If the quality of the exterior leads you to expect a full retrim you’re in luck because that’s exactly what happened. The work was comprehensive and included a new headlining plus finding and fitting the correct door cards and door pockets.
As you can see, it looks spectacular but then that’s what £5,604 buys you.
The black seats, with their perforated centre panels and solid outers as per the factory finish, are as firm and supportive as John Bercow if he retrained to be a counsellor.
Even the frames beneath them were restored, with the rotten metal cut out and replaced with fresh before the whole lot was either powdercoated or chromed, depending on its original finish.
The vestigial rear seats and the door cards are trimmed in a matching material and look every bit as effortless elegant as the seats; if Porsche was known for its sometimes questionable colour schemes in the late seventies and early eighties, those of the late sixties and early seventies are in impeccable taste.
The dark grey carpets are simple and low-loop. Unpretentious and hard wearing and sitting on top of the newly fitted floors, they’re protected by similarly unassuming, thin rubber mats; this is not a car that requires fripperies to herald its top-flight status.
Speaking of which, while everyone else fits three-spoke, fat-rimmed steering wheels to its sportscars it’s lovely to see a classic, slim four-spoke example taking pride of place in front of the (left-hand) driver.
As does the rev counter. Whereas most manufacturers either put the speedometer centre stage - or fudge it by giving both instruments equal placing – Porsche sticks the rev counter there because it knows a 911 driver wants to know what the engine is doing and to hell with everything else.
And everything else is a bit hellish because Porsche might be among the most diligent engineers in the world, they didn’t really get the hang of ergonomics until the nineties, flirting only briefly with the subject before delegating interactions betwixt machine and man to a touchscreen like everyone else…

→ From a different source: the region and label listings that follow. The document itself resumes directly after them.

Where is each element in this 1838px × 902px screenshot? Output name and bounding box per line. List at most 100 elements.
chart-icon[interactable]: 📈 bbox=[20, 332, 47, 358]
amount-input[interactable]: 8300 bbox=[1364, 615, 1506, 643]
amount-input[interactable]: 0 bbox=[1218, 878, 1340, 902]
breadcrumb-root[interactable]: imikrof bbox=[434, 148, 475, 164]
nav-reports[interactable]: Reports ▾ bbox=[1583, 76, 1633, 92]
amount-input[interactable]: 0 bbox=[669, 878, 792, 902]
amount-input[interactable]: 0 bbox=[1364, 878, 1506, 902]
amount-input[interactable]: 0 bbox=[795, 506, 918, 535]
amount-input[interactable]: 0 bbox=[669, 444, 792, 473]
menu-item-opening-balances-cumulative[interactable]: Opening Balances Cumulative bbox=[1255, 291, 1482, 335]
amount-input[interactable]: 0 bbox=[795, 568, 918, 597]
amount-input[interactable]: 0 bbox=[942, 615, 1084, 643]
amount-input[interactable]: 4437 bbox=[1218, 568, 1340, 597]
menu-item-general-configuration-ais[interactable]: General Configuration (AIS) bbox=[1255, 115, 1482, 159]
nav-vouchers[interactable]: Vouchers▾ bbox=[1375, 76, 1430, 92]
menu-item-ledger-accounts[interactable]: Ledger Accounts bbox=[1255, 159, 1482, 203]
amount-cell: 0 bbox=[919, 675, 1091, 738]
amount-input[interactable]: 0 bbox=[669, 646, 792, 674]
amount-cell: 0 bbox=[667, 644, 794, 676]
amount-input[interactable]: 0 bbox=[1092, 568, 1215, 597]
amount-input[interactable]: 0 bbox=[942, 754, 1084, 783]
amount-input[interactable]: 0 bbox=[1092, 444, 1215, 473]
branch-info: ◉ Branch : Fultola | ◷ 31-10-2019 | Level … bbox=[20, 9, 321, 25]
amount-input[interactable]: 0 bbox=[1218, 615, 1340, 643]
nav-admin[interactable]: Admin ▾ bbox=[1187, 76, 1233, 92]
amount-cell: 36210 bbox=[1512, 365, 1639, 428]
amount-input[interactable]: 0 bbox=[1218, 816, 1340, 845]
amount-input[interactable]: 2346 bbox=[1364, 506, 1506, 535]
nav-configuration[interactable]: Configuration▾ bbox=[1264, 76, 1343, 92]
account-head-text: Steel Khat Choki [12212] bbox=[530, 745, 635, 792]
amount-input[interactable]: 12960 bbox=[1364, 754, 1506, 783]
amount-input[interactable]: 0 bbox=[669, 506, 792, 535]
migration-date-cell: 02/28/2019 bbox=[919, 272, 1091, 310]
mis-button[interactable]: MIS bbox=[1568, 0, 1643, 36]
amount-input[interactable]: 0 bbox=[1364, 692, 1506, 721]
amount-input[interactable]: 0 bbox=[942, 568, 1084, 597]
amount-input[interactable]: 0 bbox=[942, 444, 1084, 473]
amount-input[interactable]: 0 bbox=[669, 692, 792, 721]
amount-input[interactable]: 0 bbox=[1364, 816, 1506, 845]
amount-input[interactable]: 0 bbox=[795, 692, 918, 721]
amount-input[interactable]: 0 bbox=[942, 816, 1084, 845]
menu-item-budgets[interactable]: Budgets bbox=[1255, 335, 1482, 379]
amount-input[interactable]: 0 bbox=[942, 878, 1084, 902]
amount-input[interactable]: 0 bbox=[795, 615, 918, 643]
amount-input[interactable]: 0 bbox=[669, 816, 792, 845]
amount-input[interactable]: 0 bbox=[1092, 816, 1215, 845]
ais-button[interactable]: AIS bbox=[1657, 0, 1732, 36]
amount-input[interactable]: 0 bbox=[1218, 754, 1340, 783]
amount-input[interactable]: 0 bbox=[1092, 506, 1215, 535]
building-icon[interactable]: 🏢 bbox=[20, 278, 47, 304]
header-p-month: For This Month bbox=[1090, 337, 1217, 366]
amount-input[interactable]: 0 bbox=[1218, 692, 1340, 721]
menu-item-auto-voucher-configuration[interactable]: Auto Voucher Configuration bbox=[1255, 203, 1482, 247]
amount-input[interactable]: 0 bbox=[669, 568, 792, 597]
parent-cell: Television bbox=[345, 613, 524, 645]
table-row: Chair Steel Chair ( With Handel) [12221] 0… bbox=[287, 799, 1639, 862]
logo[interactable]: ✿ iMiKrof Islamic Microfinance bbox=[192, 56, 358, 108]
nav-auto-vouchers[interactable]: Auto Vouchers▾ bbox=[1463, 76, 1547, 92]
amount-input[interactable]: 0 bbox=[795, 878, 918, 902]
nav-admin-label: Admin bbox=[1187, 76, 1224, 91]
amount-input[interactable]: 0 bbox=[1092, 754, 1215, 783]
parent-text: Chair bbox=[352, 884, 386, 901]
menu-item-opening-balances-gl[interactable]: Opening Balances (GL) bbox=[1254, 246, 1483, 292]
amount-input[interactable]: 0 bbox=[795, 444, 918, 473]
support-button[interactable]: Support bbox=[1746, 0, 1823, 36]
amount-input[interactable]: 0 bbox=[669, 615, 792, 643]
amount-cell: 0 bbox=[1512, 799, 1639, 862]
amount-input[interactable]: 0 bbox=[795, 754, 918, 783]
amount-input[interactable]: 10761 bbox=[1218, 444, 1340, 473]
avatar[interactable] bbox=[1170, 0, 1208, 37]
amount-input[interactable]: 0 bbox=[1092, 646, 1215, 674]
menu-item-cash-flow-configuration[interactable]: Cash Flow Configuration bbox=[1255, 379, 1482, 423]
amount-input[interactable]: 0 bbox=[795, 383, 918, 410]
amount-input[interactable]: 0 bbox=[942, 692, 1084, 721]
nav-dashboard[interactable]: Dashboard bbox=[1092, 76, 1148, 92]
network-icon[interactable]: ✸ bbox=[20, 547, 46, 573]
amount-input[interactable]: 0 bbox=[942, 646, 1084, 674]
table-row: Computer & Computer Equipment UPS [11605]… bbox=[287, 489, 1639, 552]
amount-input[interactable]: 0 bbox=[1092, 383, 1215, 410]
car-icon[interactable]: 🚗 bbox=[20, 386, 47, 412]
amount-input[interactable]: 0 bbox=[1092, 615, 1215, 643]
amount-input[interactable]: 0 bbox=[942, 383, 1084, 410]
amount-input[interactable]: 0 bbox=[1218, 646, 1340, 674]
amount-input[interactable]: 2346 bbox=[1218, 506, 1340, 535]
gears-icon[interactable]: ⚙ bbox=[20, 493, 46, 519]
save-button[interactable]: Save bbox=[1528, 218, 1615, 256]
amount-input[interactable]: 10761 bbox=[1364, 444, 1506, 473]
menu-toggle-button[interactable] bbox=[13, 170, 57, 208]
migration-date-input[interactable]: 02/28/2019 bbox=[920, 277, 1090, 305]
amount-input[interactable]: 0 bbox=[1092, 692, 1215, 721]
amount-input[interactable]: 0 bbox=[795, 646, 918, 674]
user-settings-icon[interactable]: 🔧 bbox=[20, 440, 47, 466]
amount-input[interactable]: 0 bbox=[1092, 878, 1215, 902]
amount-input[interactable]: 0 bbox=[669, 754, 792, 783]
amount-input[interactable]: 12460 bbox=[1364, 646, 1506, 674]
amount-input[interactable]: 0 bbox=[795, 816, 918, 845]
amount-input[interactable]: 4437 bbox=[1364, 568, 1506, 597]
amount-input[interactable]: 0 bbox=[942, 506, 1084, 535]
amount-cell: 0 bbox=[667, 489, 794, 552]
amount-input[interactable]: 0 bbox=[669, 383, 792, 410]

That’s Porsche’s problem though, not our seller’s because he’s done the very best he can with the factory design and produced something that manages to be so much more than the sum of its parts. It’s utterly lovely in there and the only job we can see that a fastidious owner might like to carry out is to replace the gearknob, which is a little more patinated than most would like to see (#10).
The frunk is decent too, and while the spare wheel is a matching Fuchs, it’s a little tired and is fitted with an el cheapo tyre (#70). That makes three jobs that’ll need doing inside, which isn’t a bad list, is it?